The letter promised that DFS will publish detailed guidance "consistent with international best practices on climate-related financial supervision," and invited industry input. The department will organize a series of webinars to allow the exchange of ideas and lessons learned among industry participants.
In the mean time, the department said that it expects insurers to "start integrating the consideration of the financial risks from climate change into their governance frameworks, risk management processes, and business strategies." The letter acknowledged that every insurer's situation is different. "DFS understands that climate change affects each insurer in different ways and to different degrees depending on the insurer’s size, complexity, geographic distribution, business lines, investment strategies, and other factors," it said. "DFS appreciates that insurers do not have the same level of resources to manage these risks and are at different points in the process of incorporating these risks into their governance, strategy, and risk management."
The New York Automobile Insurance Plan has added a rule that will permit its policyholders to waive subrogation rights and make other concessions to third parties.

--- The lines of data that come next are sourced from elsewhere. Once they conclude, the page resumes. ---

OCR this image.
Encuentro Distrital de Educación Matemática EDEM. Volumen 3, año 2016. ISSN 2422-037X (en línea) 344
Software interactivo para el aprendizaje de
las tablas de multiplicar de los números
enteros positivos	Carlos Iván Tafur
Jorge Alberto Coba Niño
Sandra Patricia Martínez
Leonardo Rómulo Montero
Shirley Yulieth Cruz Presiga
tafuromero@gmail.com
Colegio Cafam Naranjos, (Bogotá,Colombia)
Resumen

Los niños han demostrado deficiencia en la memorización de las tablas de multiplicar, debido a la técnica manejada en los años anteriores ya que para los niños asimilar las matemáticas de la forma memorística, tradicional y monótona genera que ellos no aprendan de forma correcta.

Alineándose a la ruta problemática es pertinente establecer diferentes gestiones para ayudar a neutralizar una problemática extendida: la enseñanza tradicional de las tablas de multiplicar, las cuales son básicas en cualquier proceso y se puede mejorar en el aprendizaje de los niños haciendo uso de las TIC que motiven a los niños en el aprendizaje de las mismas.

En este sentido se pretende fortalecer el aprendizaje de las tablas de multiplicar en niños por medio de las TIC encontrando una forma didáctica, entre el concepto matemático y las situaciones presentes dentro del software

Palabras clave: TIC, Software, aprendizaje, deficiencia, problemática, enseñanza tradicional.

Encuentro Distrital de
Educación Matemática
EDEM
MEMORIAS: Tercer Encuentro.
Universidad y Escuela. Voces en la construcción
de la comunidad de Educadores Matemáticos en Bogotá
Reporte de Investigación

The rule, which took effect on August 1, calls for a 3 percent premium surcharge.
The new Rule 60, which applies only to Bodily Injury and Property Damage Liability Coverage, states in its entirety:
If the insured requests, in writing, either a waiver(s) of subrogation or a primary and noncontributory—other insurance condition or both to comply with contractual requirements, increase the bodily injury and property damage total policy premium by 3%.
Attach the applicable endorsement(s).
The 3% surcharge applies whether the insured requests one or both; it is not added together to make 6%. The applicable Insurance Services Office (ISO) endorsements are:
- CA 04 44 10 13, Waiver Of Transfer Of Rights Of Recovery Against Others To Us (Waiver Of Subrogation)
- CA 04 49 11 16, Primary and Noncontributory—Other Insurance Condition
Insurers that do not subscribe to ISO forms will use different endorsements. Check with the insurer to determine the appropriate endorsement numbers.
The New York State Department of Financial Services (DFS) has announced that New York State of Health (NYSOH) will be the only authorized provider of certification training courses. NYSOH is the health insurance marketplace for New York, one of the marketplaces created under the federal Affordable Care Act.
All insurance brokers wishing to obtain individual or group health coverage for their clients through NYSOH must take a certification course and apply for certification. Previously, the certification course was available from third-party organizations such as Big I New York. The announcement on the DFS website states:
Effective August 31, 2020 you must contact NYSOH to register a new account and to access the NYSOH approved certification course. The certification course will not be offered by DFS approved education providers and the course is not approved for insurance CE credit.
The NYSOH registration process on the DFS licensee self-service portal will be shut off beginning Friday morning August 28, 2020.